From: Thomas Gleixner
Date: Mon Aug 14 2023 - 04:54:45 EST


The SMT control mechanism got added as speculation attack vector
mitigation. The implemented logic relies on the primary thread mask to
be set up properly.

This turns out to be an issue with XEN/PV guests because their CPU hotplug
mechanics do not enumerate APICs and therefore the mask is never correctly
populated.

This went unnoticed so far because by chance XEN/PV ends up with
smp_num_siblings == 2. So smt_hotplug_control stays at its default value
CPU_SMT_ENABLED and the primary thread mask is never evaluated in the
context of CPU hotplug.

This stopped "working" with the upcoming overhaul of the topology
evaluation which legitimately provides a fake topology for XEN/PV. That
sets smp_num_siblings to 1, which causes the core CPU hot-plug core to
refuse to bring up the APs.

This happens because smt_hotplug_control is set to CPU_SMT_NOT_SUPPORTED
which causes cpu_smt_allowed() to evaluate the unpopulated primary thread
mask with the conclusion that all non-boot CPUs are not valid to be
plugged.

Make cpu_smt_allowed() more robust and take CPU_SMT_NOT_SUPPORTED and
CPU_SMT_NOT_IMPLEMENTED into account. Rename it to cpu_bootable() while at
it as that makes it more clear what the function is about.

The primary mask issue on x86 XEN/PV needs to be addressed separately as
there are users outside of the CPU hotplug code too.

Fixes: 05736e4ac13c ("cpu/hotplug: Provide knobs to control SMT")
Reported-by: Juergen Gross <jgross@xxxxxxxx>
Signed-off-by: Thomas Gleixner <tglx@xxxxxxxxxxxxx>
Tested-by: Juergen Gross <jgross@xxxxxxxx>
Tested-by: Sohil Mehta <sohil.mehta@xxxxxxxxx>
Tested-by: Michael Kelley <mikelley@xxxxxxxxxxxxx>

---
V2: Rename cpu_smt_allowed() - Borislav
---
kernel/cpu.c | 16 +++++++++++-----
1 file changed, 11 insertions(+), 5 deletions(-)

--- a/kernel/cpu.c
+++ b/kernel/cpu.c
@@ -625,11 +625,17 @@ static int __init smt_cmdline_disable(ch
}
early_param("nosmt", smt_cmdline_disable);

-static inline bool cpu_smt_allowed(unsigned int cpu)
+static inline bool cpu_bootable(unsigned int cpu)
{
if (cpu_smt_control == CPU_SMT_ENABLED)
return true;

+ if (cpu_smt_control == CPU_SMT_NOT_SUPPORTED)
+ return true;
+
+ if (cpu_smt_control == CPU_SMT_NOT_IMPLEMENTED)
+ return true;
+
if (topology_is_primary_thread(cpu))
return true;

@@ -660,7 +666,7 @@ static inline const struct cpumask *cpuh
return cpu_primary_thread_mask;
}
#else
-static inline bool cpu_smt_allowed(unsigned int cpu) { return true; }
+static inline bool cpu_bootable(unsigned int cpu) { return true; }
static inline bool cpuhp_smt_aware(void) { return false; }
static inline const struct cpumask *cpuhp_get_primary_thread_mask(void)
{
@@ -768,10 +774,10 @@ static int bringup_wait_for_ap_online(un
* SMT soft disabling on X86 requires to bring the CPU out of the
* BIOS 'wait for SIPI' state in order to set the CR4.MCE bit.

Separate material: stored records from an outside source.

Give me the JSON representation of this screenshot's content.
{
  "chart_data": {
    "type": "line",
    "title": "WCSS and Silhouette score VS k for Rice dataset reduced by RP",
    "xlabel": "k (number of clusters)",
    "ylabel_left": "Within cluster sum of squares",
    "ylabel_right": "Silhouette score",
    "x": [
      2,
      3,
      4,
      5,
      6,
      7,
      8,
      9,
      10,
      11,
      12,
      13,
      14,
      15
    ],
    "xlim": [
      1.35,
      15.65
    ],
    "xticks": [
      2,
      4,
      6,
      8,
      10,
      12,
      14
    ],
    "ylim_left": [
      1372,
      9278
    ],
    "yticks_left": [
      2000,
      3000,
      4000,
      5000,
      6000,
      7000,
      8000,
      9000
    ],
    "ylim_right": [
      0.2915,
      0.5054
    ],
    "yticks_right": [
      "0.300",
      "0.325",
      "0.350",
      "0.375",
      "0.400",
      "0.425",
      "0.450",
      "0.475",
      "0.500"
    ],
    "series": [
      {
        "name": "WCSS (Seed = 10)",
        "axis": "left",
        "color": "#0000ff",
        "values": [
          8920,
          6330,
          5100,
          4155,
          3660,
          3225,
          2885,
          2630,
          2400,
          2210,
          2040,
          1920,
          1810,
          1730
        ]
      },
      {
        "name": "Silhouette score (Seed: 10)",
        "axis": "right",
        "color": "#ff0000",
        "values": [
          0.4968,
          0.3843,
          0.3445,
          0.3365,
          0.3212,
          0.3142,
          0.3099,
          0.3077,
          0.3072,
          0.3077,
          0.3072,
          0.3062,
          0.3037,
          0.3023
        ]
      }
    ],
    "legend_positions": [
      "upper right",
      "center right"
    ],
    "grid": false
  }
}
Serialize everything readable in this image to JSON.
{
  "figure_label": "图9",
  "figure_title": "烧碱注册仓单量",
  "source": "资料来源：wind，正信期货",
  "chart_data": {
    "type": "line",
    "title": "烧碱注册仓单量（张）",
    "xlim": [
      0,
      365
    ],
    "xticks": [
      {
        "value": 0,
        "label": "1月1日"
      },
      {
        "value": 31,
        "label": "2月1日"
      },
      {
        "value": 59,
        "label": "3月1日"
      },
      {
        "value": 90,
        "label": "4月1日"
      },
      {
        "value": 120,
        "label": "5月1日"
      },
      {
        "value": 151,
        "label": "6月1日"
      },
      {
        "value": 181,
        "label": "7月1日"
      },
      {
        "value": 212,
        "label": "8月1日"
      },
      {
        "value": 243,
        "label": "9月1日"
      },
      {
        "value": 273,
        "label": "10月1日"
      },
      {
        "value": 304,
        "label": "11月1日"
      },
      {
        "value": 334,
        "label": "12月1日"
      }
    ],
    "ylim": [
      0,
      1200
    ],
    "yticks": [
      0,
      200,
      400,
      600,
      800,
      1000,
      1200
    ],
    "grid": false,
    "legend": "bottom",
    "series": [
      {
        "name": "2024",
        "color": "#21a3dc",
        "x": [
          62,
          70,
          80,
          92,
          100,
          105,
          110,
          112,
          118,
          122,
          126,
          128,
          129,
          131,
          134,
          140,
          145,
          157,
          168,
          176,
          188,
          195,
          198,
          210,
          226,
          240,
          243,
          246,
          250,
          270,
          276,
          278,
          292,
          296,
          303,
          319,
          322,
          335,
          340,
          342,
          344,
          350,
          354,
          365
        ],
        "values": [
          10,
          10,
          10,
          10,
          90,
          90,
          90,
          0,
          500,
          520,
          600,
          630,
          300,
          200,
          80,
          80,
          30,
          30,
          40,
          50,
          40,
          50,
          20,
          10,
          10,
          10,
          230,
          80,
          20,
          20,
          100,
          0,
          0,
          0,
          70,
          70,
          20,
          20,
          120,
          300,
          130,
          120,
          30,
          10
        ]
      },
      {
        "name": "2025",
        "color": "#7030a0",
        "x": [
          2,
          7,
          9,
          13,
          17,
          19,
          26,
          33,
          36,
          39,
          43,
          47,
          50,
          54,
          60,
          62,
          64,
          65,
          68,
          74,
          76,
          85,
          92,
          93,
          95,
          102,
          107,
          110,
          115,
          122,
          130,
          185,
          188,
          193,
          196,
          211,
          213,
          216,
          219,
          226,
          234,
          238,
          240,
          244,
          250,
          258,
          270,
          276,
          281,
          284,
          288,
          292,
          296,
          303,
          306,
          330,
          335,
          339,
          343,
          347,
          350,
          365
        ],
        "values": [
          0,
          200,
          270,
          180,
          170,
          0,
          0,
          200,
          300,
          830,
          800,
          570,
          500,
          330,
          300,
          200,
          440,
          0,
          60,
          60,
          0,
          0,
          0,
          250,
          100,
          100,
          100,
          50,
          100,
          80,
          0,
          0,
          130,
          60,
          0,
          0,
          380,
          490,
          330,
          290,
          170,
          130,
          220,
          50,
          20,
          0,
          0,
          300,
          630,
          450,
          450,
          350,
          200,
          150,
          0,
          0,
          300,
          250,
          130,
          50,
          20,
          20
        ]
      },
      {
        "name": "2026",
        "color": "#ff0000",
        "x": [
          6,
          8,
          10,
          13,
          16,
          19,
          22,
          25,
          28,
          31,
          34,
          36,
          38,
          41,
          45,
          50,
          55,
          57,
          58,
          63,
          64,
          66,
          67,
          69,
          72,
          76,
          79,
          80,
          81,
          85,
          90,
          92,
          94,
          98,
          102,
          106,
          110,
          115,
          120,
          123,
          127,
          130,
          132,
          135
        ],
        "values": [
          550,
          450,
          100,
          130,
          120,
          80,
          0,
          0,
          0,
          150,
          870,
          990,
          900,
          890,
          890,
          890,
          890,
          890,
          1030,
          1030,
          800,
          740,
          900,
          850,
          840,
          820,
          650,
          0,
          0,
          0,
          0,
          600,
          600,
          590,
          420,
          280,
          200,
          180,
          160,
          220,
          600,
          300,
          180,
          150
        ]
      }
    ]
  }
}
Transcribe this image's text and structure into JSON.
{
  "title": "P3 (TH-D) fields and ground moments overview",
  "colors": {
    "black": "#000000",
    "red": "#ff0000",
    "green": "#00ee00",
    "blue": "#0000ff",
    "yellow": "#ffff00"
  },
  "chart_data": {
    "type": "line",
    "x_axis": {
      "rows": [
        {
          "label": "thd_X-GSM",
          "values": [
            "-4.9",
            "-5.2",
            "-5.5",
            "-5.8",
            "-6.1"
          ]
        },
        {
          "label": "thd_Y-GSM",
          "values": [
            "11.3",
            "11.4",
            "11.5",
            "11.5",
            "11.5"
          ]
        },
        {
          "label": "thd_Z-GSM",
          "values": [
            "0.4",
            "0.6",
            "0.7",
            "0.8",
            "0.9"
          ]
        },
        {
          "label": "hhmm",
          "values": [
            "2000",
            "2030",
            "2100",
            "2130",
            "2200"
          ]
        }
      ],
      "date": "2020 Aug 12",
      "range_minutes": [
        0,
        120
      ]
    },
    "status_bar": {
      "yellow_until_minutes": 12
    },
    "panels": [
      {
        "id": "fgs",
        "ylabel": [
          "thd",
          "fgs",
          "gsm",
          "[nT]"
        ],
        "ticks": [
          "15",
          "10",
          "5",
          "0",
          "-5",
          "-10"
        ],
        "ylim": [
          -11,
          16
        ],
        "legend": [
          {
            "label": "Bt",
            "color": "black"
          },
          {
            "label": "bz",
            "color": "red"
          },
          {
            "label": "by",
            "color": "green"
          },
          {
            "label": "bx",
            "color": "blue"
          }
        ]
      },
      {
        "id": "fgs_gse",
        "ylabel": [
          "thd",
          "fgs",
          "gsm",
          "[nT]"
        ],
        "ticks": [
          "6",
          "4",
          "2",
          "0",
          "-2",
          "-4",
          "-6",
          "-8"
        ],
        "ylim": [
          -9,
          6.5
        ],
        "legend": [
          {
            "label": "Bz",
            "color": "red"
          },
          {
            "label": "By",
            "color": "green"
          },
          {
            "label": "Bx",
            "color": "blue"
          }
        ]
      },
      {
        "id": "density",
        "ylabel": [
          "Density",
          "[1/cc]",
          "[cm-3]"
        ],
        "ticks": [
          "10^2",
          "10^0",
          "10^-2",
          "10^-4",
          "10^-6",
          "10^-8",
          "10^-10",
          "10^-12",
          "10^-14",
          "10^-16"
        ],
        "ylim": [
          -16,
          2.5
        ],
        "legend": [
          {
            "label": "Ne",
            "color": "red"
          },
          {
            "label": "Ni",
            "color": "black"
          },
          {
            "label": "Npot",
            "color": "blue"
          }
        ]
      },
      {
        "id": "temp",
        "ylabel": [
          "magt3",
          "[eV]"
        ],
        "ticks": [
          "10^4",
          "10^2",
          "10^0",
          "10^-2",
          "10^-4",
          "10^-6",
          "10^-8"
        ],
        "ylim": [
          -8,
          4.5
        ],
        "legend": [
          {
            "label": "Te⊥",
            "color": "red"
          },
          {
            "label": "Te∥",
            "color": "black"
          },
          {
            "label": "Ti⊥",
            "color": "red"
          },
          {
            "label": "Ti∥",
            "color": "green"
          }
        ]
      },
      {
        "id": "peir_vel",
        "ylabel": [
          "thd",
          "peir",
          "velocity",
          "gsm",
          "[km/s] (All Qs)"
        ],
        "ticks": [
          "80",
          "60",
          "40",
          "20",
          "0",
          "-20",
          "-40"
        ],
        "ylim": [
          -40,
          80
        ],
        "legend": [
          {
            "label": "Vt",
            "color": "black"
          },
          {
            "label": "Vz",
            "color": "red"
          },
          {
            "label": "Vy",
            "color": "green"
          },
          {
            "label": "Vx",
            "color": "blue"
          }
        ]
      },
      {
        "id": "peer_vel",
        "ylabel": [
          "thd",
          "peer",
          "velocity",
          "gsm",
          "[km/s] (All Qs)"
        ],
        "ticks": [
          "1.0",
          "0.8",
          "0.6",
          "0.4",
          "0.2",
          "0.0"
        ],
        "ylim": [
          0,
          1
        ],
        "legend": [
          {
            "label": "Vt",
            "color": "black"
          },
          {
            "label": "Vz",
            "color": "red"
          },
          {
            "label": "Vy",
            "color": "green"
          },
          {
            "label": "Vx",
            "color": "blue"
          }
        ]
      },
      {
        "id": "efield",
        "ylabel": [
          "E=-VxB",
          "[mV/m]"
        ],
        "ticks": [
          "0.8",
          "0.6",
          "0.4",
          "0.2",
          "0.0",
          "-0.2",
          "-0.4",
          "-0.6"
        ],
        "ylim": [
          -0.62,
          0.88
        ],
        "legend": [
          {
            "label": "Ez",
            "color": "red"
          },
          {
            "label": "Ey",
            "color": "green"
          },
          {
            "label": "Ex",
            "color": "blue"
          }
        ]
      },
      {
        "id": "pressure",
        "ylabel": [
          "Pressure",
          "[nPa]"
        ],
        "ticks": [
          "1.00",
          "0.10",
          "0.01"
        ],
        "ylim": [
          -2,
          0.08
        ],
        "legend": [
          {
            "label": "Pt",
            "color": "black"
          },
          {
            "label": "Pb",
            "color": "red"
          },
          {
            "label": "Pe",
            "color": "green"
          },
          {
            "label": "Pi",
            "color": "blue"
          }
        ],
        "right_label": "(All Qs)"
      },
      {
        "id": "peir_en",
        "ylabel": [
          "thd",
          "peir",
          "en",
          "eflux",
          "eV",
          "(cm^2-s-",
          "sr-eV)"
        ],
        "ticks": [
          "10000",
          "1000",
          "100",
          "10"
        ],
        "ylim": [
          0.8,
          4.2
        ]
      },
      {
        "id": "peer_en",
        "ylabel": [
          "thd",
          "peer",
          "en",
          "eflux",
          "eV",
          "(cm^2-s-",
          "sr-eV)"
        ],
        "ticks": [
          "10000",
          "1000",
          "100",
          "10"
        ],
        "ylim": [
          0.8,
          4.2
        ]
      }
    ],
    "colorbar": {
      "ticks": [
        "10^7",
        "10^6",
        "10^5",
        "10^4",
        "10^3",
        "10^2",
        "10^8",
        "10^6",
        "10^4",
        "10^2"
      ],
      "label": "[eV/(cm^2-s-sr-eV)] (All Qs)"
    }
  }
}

The
* CPU marked itself as booted_once in notify_cpu_starting() so the
- * cpu_smt_allowed() check will now return false if this is not the
+ * cpu_bootable() check will now return false if this is not the
* primary sibling.
*/
- if (!cpu_smt_allowed(cpu))
+ if (!cpu_bootable(cpu))
return -ECANCELED;
return 0;
}
@@ -1699,7 +1705,7 @@ static int cpu_up(unsigned int cpu, enum
err = -EBUSY;
goto out;
}
- if (!cpu_smt_allowed(cpu)) {
+ if (!cpu_bootable(cpu)) {
err = -EPERM;
goto out;
}